Schuldenaar dreef onder de naam [bedrijfsnaam] een onderneming die op papier wel is beëindigd maar waarvan de werkzaamheden feitelijk nog niet zijn gestaakt. De werkzaamheden bestaan uit boekhoudkundige werkzaamheden uit hoofde waarvan schuldenaar op de zakelijke rekening over de periode januari 2025 tot en met 21 juni alleen al grofweg voor € 17.951,94 aan betalingen van klanten heeft ontvangen. Het afschrift van de zakelijk rekening met daarop de gemarkeerde betalingen treft u bijgaand aan.
Schuldenaar gaf tijdens het huisbezoek in eerste instantie aan dat de onderneming slechts op papier bestond maar toen hem werd medegedeeld dat ik op de hoogte was van zowel de zakelijke als de privérekening bij KNAB en de mutaties die in ieder geval tot en met datum uitspraak Wsnp op de rekeningen hebben plaatsgevonden, gaf hij toe dat hij wel degelijk inkomen uit de onderneming genereert. Op de vraag of hij deze inkomsten aan de gemeente heeft doorgegeven antwoordde hij: “In principe niet.” Op de vraag of hij wist dat hij deze inkomsten aan de gemeente had dienen door te geven antwoordde hij: “In principe wel.”

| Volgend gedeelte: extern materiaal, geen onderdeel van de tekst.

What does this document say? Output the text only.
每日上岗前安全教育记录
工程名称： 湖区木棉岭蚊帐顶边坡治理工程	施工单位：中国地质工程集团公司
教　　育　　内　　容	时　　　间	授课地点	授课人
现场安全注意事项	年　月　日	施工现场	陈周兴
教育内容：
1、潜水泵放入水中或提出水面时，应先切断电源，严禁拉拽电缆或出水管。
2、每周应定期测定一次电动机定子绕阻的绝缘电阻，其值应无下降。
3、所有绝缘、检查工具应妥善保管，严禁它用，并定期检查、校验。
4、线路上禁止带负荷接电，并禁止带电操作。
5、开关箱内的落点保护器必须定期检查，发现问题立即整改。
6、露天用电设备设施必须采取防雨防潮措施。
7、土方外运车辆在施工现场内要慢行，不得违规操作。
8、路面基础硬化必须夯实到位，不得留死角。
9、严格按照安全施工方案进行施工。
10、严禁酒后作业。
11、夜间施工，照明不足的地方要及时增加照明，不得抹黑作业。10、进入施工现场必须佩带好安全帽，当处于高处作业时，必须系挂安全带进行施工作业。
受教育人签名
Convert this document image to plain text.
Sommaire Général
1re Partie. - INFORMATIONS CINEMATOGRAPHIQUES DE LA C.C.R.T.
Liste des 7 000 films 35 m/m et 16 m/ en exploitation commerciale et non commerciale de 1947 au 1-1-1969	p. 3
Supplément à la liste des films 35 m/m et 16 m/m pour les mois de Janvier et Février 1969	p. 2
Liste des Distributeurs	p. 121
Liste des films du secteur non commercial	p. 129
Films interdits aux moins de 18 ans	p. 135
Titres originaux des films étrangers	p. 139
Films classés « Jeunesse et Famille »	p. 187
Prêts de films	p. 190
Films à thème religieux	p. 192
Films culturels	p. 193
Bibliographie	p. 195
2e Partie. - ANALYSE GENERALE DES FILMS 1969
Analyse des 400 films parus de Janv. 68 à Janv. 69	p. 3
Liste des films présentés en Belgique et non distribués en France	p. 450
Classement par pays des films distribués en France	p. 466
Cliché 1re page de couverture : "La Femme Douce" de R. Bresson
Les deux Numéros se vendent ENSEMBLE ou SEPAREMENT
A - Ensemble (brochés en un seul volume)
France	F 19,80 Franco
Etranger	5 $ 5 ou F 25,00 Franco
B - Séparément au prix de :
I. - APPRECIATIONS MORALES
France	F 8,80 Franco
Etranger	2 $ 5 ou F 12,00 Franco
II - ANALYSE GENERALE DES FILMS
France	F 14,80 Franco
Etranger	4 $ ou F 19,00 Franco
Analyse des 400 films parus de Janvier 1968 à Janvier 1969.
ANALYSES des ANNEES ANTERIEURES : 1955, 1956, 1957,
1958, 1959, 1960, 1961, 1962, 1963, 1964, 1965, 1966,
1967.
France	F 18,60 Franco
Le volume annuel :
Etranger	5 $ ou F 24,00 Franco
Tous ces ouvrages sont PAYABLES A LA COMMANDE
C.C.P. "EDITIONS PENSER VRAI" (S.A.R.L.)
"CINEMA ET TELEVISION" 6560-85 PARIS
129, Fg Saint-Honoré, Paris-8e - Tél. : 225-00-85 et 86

De gemeente heeft aangegeven van de inkomsten uit onderneming niet op de hoogte te zijn maar heeft nog niet inhoudelijk gereageerd op andere vragen van mijn zijde. Het is in ieder geval zeer aannemelijk dat de gemeente een fiks bedrag van schuldenaar zal terugvorderen aangezien schuldenaar de onderneming drijft sinds 1 april 2023 en schuldenaar al sinds 2016 een uitkering van de gemeente ontvangt. Een terugvordering zal leiden tot een schuld die niet te goeder trouw is ontstaan.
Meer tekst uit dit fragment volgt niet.